Amiral Orhan Aydın Sports Hall
- Interactive map of Amiral Orhan Aydın Sports Hall
- Location: Marmaris, Muğla Province, Turkey
- Coordinates: 36°51′18″N 28°16′42″E﻿ / ﻿36.85500°N 28.27833°E
- Owner: Marmaris Municipality
- Capacity: 1,040

Construction
- Opened: 1999; 27 years ago

= Amiral Orhan Aydın Sports Hall =

Indoor arena in Marmaris, Muğla, Turkey

The Amiral Orhan Aydın Sports Hall (Amiral Orhan Aydın Spor Salonu) is an indoor arena located in Marmaris town of Muğla Province, Turkey. Owned by the Marmaris Municipality, it was opened March 1999. The venue, which is suitable for use of basketball and volleyball competitions, has a seating capacity of 1,040. The venue was renamed in honor of Rear admiral Orhan Aydın, Commander of the Turkish Naval Academy, who died as a result of the 1999 İzmit earthquake at the Turkish Navy headquarters in Gölcük on August 17.
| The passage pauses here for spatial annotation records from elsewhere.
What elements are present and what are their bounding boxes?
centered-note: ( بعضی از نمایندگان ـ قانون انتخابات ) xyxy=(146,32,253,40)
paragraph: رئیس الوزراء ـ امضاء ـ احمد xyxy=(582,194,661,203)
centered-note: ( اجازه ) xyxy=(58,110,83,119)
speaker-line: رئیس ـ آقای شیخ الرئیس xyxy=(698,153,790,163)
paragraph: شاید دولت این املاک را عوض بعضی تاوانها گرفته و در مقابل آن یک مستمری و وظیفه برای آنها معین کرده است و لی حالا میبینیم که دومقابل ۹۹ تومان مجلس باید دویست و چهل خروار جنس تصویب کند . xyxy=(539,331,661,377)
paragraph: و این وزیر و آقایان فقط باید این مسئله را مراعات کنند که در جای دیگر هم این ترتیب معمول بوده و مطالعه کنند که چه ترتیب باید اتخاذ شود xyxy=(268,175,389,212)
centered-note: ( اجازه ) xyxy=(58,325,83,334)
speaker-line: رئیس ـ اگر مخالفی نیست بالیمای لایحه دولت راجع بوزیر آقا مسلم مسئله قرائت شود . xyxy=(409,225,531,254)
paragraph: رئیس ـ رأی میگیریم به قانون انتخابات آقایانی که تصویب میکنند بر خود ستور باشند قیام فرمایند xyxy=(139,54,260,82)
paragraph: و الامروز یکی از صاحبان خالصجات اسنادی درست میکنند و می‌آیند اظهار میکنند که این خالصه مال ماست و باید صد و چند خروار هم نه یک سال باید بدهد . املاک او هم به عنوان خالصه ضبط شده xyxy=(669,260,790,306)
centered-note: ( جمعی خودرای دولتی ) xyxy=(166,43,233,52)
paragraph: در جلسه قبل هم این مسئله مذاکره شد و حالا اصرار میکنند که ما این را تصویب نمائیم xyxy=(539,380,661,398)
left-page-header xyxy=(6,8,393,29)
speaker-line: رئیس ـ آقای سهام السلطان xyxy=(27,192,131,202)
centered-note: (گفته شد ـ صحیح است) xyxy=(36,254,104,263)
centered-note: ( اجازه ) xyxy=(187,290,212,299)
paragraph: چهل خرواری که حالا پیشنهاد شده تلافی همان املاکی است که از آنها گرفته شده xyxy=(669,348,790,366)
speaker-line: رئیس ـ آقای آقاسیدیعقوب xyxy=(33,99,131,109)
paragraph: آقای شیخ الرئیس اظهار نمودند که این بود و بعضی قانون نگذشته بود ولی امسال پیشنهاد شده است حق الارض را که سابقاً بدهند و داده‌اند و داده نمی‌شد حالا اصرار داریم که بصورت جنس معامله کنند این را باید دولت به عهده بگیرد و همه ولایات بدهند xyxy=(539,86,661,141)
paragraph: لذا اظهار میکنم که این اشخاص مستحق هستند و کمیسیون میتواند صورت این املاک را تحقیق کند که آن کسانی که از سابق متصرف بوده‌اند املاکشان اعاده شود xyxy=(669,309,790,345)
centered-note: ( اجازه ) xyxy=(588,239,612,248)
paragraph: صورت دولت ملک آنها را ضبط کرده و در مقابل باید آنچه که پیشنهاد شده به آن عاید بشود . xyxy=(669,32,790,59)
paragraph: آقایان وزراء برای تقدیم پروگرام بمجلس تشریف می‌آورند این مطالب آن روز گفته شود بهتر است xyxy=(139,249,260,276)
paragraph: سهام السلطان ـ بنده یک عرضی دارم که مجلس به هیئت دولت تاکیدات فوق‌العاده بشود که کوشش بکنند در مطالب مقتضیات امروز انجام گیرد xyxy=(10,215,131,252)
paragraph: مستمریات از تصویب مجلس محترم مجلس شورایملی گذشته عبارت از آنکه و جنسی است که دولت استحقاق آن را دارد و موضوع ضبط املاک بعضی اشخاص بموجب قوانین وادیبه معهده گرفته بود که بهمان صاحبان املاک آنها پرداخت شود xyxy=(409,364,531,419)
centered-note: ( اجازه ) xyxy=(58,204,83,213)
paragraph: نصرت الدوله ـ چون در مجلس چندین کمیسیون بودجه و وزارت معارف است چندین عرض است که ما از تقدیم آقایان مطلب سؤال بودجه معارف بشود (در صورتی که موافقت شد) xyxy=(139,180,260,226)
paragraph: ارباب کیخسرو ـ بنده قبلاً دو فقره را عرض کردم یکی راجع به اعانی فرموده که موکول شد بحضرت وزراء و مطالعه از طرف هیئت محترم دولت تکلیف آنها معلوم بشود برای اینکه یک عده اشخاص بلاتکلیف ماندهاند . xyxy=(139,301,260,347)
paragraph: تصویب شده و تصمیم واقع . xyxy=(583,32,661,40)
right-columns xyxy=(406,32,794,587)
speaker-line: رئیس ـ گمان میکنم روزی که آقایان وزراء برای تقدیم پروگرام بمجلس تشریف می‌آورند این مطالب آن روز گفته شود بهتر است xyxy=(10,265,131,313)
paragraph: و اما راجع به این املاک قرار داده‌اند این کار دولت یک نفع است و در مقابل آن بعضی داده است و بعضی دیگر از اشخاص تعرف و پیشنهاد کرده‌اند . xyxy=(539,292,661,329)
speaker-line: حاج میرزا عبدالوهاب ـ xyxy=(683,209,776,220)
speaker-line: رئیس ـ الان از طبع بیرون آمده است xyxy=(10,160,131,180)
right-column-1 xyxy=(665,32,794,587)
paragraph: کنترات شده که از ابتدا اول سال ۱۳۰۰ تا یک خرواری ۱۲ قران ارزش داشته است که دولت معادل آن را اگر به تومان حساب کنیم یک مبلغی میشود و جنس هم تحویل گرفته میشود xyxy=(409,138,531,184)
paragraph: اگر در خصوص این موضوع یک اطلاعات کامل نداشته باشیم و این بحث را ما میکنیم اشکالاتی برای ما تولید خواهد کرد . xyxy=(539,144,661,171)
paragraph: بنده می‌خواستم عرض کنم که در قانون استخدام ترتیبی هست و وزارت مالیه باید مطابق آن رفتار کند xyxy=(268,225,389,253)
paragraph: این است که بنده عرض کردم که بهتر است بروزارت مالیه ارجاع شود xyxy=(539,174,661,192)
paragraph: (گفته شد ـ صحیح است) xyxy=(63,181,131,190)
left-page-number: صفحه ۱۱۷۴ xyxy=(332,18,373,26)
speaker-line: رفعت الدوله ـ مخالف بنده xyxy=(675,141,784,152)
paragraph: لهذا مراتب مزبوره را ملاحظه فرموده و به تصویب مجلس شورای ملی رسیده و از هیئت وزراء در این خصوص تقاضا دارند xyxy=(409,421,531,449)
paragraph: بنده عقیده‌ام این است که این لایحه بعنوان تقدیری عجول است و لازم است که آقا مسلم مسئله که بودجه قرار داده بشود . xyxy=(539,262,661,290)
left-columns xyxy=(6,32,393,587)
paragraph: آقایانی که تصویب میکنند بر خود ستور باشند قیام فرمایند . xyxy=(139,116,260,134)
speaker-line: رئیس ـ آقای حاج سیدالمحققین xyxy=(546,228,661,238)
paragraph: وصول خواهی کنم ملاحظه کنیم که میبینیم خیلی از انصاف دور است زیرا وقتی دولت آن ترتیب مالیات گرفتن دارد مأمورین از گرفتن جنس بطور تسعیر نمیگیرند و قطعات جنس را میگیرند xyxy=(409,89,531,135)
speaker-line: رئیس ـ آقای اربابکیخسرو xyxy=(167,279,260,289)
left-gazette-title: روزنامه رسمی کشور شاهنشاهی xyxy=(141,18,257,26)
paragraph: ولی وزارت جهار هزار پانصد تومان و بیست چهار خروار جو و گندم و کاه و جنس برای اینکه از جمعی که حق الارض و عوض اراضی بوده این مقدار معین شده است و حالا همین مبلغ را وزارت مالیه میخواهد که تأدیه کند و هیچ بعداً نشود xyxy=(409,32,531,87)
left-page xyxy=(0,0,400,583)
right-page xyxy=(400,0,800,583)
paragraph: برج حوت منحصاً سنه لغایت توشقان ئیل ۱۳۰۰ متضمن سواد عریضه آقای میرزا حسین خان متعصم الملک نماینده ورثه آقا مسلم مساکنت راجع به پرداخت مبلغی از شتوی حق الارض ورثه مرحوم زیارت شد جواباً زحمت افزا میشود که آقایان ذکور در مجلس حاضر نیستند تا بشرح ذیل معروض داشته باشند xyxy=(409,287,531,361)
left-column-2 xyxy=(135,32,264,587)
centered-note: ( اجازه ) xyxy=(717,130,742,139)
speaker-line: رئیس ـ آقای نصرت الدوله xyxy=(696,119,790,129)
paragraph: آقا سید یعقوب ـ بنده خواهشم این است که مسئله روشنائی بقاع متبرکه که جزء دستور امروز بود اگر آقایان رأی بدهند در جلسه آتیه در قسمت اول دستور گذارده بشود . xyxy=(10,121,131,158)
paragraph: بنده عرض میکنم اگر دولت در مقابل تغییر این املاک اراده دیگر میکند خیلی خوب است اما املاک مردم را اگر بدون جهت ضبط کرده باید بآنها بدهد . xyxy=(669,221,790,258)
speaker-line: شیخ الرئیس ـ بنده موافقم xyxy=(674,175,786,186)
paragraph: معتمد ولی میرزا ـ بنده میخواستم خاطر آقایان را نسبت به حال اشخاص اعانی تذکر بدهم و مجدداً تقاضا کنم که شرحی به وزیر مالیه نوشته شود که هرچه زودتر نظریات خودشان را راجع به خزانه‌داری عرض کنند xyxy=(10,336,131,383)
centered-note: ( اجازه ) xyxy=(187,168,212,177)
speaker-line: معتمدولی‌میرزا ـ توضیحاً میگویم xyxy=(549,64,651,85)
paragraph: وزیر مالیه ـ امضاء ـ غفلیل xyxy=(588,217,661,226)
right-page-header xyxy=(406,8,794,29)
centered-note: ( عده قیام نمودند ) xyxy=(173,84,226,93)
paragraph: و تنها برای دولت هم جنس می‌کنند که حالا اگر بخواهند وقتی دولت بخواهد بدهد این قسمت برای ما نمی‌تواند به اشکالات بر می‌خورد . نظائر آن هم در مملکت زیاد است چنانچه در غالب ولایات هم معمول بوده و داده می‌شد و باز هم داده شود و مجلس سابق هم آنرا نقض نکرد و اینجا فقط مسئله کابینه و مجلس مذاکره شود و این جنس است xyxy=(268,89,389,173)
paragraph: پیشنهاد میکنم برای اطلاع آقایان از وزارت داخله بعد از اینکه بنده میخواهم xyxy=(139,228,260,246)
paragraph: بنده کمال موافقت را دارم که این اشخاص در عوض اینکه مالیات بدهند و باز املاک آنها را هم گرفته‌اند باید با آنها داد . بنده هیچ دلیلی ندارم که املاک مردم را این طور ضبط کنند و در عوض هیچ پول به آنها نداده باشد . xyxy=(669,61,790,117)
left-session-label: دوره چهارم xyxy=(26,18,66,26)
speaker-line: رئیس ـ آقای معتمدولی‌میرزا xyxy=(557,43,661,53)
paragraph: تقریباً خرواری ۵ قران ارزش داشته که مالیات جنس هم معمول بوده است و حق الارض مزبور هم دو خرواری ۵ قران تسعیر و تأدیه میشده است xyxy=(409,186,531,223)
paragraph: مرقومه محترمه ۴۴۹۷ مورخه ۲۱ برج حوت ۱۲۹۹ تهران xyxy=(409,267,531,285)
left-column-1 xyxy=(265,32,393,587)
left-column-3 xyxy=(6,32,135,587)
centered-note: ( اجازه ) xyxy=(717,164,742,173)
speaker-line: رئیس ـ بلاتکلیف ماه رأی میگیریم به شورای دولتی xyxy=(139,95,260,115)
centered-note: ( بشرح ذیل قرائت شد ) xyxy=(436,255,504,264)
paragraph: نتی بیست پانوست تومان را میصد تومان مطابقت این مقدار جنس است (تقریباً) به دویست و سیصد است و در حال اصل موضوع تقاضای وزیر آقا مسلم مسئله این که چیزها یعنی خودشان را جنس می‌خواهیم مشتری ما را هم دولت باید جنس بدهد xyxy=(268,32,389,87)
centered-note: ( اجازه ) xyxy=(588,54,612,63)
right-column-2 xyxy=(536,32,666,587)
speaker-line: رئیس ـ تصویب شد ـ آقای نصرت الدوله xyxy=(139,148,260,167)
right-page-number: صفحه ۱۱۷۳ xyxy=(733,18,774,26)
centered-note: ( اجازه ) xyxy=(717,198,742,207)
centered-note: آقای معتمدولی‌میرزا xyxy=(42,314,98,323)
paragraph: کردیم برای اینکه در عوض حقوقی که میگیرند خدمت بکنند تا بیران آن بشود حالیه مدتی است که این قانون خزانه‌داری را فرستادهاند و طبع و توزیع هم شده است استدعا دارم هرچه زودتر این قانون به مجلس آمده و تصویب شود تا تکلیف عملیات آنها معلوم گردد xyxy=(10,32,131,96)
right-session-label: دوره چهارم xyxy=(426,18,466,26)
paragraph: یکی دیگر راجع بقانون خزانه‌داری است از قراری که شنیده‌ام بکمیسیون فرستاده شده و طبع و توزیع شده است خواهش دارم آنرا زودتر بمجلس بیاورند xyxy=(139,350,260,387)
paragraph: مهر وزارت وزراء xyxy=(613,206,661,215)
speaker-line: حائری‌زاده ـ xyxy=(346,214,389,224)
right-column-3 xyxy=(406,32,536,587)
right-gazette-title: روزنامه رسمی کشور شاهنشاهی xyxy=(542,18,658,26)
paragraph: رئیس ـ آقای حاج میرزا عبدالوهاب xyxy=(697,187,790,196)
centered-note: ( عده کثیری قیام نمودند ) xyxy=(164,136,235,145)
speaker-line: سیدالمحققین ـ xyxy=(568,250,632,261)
The facility consists of also six tennis courts, a bowling alley, a squash tennis court, a futsal pitch, a fitness center as well as sauna and whirlpool tub for recreation, which are in service since May 2001.

==Major events==
On July 13–14, the venue hosted the final four events of 2013 Men's European Volleyball League.